Allschwil, Switzerland-based Idorsia’s $1 billion starting cash position is one of several eye-catching characteristics of the biotech. Unlike almost all newly minted biotechs, Idorsia also has multiple drugs in the clinic, one of which could net it a $230 million fee if J&J opts in.
The J&J agreement covers dual endothelin receptor antagonist ACT-132577, one of four phase 2 assets in Idorsia’s pipeline. Actelion posted data from a phase 2 trial of ACT-132577 last month. The readout linked the experimental therapy to statistically significant reductions in mean diastolic and systolic blood pressure.
J&J can pay $230 million and commit to royalties that range from 20% to 35% to opt-in. The 30-day opt-in countdown will start once Idorsia has shared the data with J&J and held an end-of-phase 2 meeting with the FDA. Idorisa plans to run a phase 3 trial in patients with resistant hypertension.

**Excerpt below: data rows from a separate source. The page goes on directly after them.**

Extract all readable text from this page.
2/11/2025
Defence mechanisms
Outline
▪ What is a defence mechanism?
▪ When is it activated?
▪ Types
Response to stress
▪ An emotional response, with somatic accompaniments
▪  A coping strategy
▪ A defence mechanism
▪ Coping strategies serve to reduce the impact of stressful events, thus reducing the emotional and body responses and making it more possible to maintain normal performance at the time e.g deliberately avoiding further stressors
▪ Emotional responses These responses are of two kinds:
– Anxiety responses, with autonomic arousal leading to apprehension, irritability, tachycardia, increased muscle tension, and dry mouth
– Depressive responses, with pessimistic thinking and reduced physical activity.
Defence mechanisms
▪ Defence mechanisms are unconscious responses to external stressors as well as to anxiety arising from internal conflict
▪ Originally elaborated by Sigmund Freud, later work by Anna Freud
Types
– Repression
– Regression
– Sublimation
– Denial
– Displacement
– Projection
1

ACT-132577 is one of a clutch of Idorsia assets edging toward phase 3. Idorsia is a phase 2 dose-finding study away from having the data it needs to move cenerimod into a pivotal trial. Insomnia asset ACT-541468 is set to deliver the phase 2 data Idorsia needs to move it into phase 3 later this year. And regulatory talks in preparation for a phase 3 trial of Fabry disease hopeful lucerastat are taking place. Idorsia plans to start a phase 3 trial of lucerastat next year.
Investigators are also testing cerebral vasospasm treatment clazosentan in a phase 2 trial.

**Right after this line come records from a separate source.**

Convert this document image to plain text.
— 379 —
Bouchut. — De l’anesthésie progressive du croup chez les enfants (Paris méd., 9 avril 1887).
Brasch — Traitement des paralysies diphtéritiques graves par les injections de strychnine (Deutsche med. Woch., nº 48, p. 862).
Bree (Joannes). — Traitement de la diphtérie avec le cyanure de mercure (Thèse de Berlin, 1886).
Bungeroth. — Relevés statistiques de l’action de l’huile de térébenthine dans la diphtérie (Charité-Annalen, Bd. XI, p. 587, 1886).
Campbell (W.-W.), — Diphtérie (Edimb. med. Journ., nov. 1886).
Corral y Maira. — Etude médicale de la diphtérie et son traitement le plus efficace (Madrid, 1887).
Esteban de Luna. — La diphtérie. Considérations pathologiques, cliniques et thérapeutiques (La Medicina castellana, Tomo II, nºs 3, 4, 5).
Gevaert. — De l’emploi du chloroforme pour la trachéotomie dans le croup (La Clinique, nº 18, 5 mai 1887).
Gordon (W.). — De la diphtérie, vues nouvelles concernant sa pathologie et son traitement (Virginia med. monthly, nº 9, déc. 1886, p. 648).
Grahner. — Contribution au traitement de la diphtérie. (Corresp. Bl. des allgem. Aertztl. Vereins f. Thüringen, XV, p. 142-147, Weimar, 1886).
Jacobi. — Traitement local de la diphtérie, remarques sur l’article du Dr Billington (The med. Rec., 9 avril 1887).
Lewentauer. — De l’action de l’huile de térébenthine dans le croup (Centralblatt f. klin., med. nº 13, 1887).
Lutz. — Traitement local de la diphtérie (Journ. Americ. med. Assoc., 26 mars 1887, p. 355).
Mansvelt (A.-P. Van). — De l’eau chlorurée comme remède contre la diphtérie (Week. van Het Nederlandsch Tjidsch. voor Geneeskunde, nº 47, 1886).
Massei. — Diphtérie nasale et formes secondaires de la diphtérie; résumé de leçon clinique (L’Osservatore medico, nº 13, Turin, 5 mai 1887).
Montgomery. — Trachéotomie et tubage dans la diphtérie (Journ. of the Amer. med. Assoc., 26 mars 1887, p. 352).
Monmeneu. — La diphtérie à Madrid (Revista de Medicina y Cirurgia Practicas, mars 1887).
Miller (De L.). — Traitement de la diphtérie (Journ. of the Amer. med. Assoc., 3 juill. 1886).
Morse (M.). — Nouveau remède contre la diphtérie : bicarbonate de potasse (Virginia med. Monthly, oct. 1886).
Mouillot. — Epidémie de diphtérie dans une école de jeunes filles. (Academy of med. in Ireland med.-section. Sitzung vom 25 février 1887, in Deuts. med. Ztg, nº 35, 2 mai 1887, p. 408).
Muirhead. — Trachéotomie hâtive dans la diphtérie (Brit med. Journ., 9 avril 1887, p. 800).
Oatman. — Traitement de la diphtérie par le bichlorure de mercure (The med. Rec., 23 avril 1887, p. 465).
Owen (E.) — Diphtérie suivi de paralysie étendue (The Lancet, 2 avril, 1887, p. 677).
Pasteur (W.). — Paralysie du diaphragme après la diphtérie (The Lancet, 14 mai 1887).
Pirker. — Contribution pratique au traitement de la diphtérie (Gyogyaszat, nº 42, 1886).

Further back in the pipeline, Idorsia is set on four phase 1 assets, although the long-term status of these programs is unclear
“We will be taking decisions on our phase 1 pipeline assets before the end of the year,” Idorsia CEO Jean-Paul Clozel said in a statement.
Clozel is one of several key executives who have moved from Actelion to Idorsia. The CEO is joined at the biotech by Guy Braunstein, who has taken the role of head of global clinical development.